33. Counterparts; Effective Date; Electronic Mail Copies. This Agreement may be executed in any number of counterparts, each of which shall be deemed to be an original, but all of which shall be deemed to be a single instrument and shall be effective as of the date when one or more counterparts have been signed by each of the Parties and delivered to the other Parties. An electronic mail copy or pdf version of this Agreement and any signatures on any counterpart hereof shall be considered for all purposes as originals.
(Signatures on following page)
IN WITNESS WHEREOF, the Parties hereto have executed this Real Estate Purchase Agreement on the dates shown below.

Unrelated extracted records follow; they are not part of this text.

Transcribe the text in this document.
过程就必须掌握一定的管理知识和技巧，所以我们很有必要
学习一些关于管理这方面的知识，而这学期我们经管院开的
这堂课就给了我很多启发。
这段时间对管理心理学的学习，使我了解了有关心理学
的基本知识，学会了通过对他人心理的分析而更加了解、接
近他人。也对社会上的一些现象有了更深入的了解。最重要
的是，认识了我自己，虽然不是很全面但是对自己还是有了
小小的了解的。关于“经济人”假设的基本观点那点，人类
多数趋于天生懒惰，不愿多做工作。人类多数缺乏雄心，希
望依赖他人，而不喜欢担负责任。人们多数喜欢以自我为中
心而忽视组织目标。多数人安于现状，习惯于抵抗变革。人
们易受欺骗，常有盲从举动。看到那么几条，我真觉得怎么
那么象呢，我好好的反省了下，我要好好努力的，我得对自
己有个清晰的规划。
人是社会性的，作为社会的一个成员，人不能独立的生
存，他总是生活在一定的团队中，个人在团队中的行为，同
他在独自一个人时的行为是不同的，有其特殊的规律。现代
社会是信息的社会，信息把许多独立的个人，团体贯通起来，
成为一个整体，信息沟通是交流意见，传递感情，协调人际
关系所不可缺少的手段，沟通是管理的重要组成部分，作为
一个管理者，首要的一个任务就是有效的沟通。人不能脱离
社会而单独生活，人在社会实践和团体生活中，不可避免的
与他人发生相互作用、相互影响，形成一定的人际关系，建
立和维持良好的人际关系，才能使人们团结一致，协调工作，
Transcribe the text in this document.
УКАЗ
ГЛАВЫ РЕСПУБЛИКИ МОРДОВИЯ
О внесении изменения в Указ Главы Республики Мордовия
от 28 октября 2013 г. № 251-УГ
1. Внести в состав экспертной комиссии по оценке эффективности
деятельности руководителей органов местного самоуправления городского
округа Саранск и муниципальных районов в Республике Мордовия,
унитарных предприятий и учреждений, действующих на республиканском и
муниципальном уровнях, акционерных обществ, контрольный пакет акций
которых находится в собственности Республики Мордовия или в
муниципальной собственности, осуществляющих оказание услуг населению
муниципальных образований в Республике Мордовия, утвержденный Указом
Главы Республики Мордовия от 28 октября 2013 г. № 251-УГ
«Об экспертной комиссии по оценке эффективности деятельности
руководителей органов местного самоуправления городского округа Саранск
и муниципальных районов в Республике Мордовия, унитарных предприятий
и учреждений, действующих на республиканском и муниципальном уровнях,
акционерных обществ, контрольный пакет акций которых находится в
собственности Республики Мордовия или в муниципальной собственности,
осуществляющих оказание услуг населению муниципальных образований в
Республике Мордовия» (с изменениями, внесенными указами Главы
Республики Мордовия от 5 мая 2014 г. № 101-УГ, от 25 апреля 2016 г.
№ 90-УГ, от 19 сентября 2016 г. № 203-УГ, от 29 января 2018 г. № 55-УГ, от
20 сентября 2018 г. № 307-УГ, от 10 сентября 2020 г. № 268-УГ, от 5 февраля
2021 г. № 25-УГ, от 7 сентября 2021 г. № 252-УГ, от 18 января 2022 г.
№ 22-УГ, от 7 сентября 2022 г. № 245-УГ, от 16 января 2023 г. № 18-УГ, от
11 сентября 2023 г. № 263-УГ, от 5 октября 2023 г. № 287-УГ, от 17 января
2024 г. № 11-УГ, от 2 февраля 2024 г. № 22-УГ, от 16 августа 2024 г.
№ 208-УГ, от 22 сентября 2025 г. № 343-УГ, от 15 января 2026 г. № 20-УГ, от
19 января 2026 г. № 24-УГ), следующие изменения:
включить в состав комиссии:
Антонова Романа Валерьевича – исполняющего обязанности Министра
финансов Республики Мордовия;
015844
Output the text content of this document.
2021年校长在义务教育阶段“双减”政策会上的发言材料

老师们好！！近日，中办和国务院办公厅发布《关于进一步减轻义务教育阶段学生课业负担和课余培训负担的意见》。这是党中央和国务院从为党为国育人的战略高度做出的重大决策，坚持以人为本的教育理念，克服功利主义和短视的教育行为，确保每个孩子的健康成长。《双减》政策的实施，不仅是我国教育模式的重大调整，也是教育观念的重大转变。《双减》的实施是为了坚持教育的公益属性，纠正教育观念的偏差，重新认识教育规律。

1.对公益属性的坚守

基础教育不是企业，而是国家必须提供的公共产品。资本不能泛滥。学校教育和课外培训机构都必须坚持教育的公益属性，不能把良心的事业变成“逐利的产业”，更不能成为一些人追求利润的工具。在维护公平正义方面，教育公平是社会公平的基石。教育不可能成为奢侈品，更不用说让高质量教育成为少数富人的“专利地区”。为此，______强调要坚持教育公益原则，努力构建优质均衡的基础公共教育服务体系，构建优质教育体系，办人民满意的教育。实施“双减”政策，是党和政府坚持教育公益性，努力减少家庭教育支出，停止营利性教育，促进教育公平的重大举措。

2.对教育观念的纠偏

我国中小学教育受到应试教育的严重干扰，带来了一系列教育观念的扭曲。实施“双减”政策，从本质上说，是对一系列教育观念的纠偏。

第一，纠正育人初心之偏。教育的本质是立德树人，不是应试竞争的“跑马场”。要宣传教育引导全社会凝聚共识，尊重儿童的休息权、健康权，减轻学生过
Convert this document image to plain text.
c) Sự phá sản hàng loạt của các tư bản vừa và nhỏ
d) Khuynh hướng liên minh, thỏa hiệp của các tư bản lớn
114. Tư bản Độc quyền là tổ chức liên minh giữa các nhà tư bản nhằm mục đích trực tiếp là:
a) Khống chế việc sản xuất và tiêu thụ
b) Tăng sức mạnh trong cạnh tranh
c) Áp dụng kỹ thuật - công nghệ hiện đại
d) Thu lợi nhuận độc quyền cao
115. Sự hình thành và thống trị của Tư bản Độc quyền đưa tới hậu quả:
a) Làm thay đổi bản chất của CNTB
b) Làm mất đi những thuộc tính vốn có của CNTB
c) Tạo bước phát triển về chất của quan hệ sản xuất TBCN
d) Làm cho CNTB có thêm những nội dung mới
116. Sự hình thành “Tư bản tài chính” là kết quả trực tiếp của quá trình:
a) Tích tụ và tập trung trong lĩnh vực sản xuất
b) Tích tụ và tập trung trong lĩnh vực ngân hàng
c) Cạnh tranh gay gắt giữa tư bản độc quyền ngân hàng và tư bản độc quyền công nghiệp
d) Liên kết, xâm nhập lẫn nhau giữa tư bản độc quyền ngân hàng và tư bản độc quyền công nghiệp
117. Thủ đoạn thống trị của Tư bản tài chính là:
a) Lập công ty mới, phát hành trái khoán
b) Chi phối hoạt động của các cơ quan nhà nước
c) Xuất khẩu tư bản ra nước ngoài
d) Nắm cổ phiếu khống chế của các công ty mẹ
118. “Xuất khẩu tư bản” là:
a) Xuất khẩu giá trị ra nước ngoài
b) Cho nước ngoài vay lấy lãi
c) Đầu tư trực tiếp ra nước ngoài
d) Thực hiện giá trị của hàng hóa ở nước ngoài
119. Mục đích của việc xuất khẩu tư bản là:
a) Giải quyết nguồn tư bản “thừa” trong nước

|THE MEG RENTAL CORPORATION|
|By:||/s/ Ernest B. Davis|
|Ernest B. Davis., Jr., its President|
|601 NSR, LLC, a Delaware limited|
|By:||/s/ Sam Tawfik|
|Sam Tawfik, its manager|
Being a tract of land (surface) in Town District - Raleigh County - West Virginia situated south of the intersection of U.S. Route 19 and West Virginia Route 16, bordering on said Route 16 and on the southwest side of the CSX Transportation Railroad and on the north side of the Beckley city limits, and being more particularly described as follows (all bearings are referenced to the Meadows Lumber Co. meridian and distances are horizontal):
BEGINNING at a mine roof bolt found, corner 1, on the east side of WV Route 16(project #U341-16-18.37), being at station 158+25, 100 feet right, and 0.7 feet south of an 8” curb, being a corner to H.C. Holdings, LLC (R 5000-2107), thence leaving H.C. Holdings and with the east side of WV Route 16 for four calls
N 24° 07’ 20” W 90.00 feet to a railroad spike found, corner 2, on the north and west edge of pavement (subject property’s main entrance from Route 16), being station 159+00, 60 feet right of Route 16, thence
N 07° 01’ 34” W passing a 1/2” x 30” rebar set flush, point 3, being on the north side of an entrance from WV Route 16, on line at 472.04 feet, and continuing in all 649.55 feet to a point on a 6” concrete curb, corner 4, with reference to a 1/2” x 30” rebar set flush and bearing N 44° 52’ 00” W 0.22 feet, said point being at station 165+50, 50 feet right of Route 16, thence
N 13° 18’ 00” E 123.21 feet to a 1/2” x 30” rebar set flush corner 5, being N 31 ° 11’ E 1.20 feet of an electric pole # 800C5ll, thence N 53° 43’ 00” E 15.81 feet to a 1/2” rebar found flush with ground, corner 6, being 21.5 feet southwest of center of CSX Transportation, Inc., being N. 82° 59’ W. 1.95 feet of the north corner of a 6” concrete curb, with reference to a 1/2” rebar found and bearing N 52° 51’ 50” E 41.59 feet, thence leaving WV Route 16 and with the southwest side of said railroad being 21.5 feet from center
S 37° 10’ 28” E 935.56 feet to a mine roof bolt found, corner 7, on a steep northeast slope, corner to B.C. Associates, LTD, Part. (DB 751-421), thence leaving said railroad property and with B.C. Associates for two calls
S 52° 34’ 14” W. 78.62 feet to a mine roof bolt found, corner 8, flush with ground being 3.4 feet north of a 6” concrete curb with reference to a 5/8” rebar found flush and bearing S 75° 14’ 34” W 3.94 feet, thence
S 81 ° 38’ 3 7” W passing 0.10 feet north of a 5 / 8” steel rod found at 263.57 feet, called for being corner to B.C. Associates and to H.C. Holdings, LLC (Roll 5000-2107) and leaving B.C. Associates and with H.C. Holdings, continuing in all 432.32 feet to the Beginning containing 253,887 square feet or 5.83 acres more or less.